Although officially termed the Huntsman Spider, this incredibly large arachnid is often called a banana spider because that is how it has often been brought into the U.S.—in crates of bananas. Because of its size and the way its long, hairy legs point forward, it is also sometimes called a giant crab spider.
This Huntsman Spider is thought to have originated in Australia, and though it is not native to the U.S., it has become established in some southern, subtropical areas of the country. It is still not overly common to most of the U.S., but it may be found virtually anywhere that bananas—or other imports—have been shipped.
A Spider of the South
In southern states, such as Florida, Texas, and California, this spider has adapted to its new land with populations becoming quite common in some areas, especially in avocado groves. According to a University of Florida fact sheet, the spider cannot survive freezing temperatures, so it is less likely to breed in the northern states, unless it is able to become established indoors, especially in greenhouses or other heated buildings.

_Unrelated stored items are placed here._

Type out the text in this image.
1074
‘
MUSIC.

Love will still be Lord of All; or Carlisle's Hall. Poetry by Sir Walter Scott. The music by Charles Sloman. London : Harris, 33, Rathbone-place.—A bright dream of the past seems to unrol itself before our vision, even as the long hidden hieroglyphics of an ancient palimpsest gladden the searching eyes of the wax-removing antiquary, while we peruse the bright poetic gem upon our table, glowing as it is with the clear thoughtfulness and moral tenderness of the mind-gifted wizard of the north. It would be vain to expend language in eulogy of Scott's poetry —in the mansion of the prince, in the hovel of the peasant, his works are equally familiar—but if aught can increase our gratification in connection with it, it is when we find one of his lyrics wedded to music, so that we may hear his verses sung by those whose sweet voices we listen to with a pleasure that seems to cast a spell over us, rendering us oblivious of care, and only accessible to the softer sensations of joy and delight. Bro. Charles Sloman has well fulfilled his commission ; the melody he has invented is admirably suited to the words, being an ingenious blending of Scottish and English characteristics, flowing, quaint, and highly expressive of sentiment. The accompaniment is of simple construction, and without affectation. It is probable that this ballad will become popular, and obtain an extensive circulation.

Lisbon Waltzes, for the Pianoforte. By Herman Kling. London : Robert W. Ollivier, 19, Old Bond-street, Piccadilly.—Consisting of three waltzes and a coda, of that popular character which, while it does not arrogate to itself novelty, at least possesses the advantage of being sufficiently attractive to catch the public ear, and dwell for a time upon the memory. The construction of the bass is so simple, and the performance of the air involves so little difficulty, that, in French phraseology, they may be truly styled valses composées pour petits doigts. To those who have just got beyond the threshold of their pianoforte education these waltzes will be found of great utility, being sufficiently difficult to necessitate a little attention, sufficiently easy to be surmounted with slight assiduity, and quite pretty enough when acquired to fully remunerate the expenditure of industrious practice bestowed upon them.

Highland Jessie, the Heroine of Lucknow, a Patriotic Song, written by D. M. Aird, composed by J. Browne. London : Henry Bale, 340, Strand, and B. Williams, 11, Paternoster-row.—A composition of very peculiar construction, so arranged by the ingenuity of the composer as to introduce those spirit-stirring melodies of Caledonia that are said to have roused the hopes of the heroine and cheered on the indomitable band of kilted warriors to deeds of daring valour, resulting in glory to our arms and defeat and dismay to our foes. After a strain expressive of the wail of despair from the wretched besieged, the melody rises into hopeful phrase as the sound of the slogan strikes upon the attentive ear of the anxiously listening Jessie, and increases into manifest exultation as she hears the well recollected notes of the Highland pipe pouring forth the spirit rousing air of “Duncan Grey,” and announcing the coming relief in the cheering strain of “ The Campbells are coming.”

In its native land of Australia, there are almost 100 described species of Huntsman spiders, with some often being confused with tarantulas because of their large size. It is often found living outdoors beneath rocks, logs, and other ground debris, as well as behind the bark of trees. In both Australia and the U.S., it is not uncommon for the huntsman spider to enter automobiles for shelter, hiding behind sun visors, inside dashboards, etc.—then suddenly emerging to startle drivers and occupants.
About the Huntsman Spider
The body of the Huntsman spider is large and flat, about 1 inch in size. Additionally, its:
- Legs are long, up to 3 to 5 inches long.
- The coloring is a brown, fairly solid color with little patterning (with variation among species).
- The variation between sexes means that the female spider has a larger body, but the male has longer legs.
- Personality is shy, with a tendency to avoid human interaction.
The bite of the Huntsman spider can be painful, but it is not poisonous. However because this spider is sometimes confused with the armed spider of Brazil or the large brown recluse, both of which do have a deadly bite, the Huntsman is sometimes thought to be dangerous.
It can be differentiated from the brown recluse by the violin marking on the 3/8-inch-long body of the brown recluse. Neither the Huntsman nor the brown recluse is usually aggressive, but if either is disturbed or handled, it may bite.
The Huntsman spider is quite interestingly described by Knight Science Journalism at Massachusetts Institute of Technology MIT as: "With hairy chins, eight bulbous eyes, almost comically meaty fangs, and delicate pedipalps, the large, fleet-footed arachnids known as Huntsman or giant crab spiders are a memorable and lively bunch."
As are many spiders, the Huntsman spider can be a beneficial insect because it preys and feeds upon other insect pests, such as cockroaches.
There are other species of Huntsman spiders, such as the Rain spider of Africa. This spider is differentiated by its plump body. As described by Africa Travel Expert Anouk Zijlma, "While they can bite, their venom is relatively weak and a human will recover in a matter of days. The females will get very aggressive while defending their eggs. Rain Spiders hunt at night and sleep during the day. They're called Rain Spiders in Southern Africa because they tend to be more active just before and after it rains."
Control of the Huntsman spider is similar to control of other spiders in and around the home with preventive sanitation and exclusion as the primary means of control, and chemical means useful primarily if the spiders occur in large numbers. Because spiders feed on other insects, reducing and eliminating all insects will also help to reduce and eliminate spiders in and around the home.